A0259
Title: The determinants of liquidity in the Japanese government bond markets: An interpretable machine learning approach
Authors: Toshiyuki Sakiyama - The Bank of Japan (Japan)
Satoko Kojima - The Bank of Japan (Japan) [presenting]
Abstract: Liquidity in government bond markets is critical for the functioning of financial markets. The aim is to study what and how bond features drive the liquidity measured by price dispersion by applying machine learning approaches to high-granularity data from the Bank of Japan financial network system. The main findings are threefold.

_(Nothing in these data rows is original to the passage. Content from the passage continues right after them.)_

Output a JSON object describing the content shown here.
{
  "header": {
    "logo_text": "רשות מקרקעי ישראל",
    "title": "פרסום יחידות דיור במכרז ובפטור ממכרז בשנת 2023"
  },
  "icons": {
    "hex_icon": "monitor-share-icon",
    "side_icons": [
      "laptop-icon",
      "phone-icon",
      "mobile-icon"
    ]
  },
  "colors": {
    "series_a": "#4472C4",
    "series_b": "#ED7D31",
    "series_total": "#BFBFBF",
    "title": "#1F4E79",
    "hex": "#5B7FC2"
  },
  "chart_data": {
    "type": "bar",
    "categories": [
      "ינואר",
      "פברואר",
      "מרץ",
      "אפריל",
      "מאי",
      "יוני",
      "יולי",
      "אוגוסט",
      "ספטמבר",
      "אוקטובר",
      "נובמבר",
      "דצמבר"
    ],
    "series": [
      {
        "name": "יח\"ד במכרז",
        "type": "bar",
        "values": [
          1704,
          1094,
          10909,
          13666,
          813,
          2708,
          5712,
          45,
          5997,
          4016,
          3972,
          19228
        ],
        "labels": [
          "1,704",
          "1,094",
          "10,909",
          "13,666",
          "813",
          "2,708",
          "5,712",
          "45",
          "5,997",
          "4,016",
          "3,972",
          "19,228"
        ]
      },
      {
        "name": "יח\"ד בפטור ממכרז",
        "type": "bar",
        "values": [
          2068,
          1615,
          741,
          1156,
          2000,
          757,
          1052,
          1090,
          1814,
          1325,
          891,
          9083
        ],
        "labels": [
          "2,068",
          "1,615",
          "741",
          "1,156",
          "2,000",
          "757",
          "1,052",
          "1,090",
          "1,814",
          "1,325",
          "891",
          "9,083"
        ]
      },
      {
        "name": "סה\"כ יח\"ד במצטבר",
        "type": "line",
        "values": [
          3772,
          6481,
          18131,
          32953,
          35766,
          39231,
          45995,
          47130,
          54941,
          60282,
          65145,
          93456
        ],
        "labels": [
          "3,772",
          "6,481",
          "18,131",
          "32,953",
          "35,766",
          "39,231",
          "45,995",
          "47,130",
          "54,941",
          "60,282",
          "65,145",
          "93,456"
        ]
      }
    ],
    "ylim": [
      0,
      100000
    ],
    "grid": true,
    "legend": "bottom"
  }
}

First, the decomposition of the liquidity indicator into bond features reveals that the historical volatility of benchmark prices has been the main driver of the liquidity indicator, while the contributions of the share of non-clearing participants' transactions and the share of the central bank's transactions and holdings have increased since around 2021. Second, some bond features affect the liquidity indicator non-linearly. For bond features such as the share of foreign financial institutions' transactions, the number of trading financial institutions, and the share of the central bank's holdings, the liquidity indicator improves as the values of these bond features increase, but it deteriorates once they exceed certain thresholds. Third, bond features such as maturity and the number of trading financial institutions interact strongly with other bond features in a way that changes how the interacted bond features affect the liquidity indicator.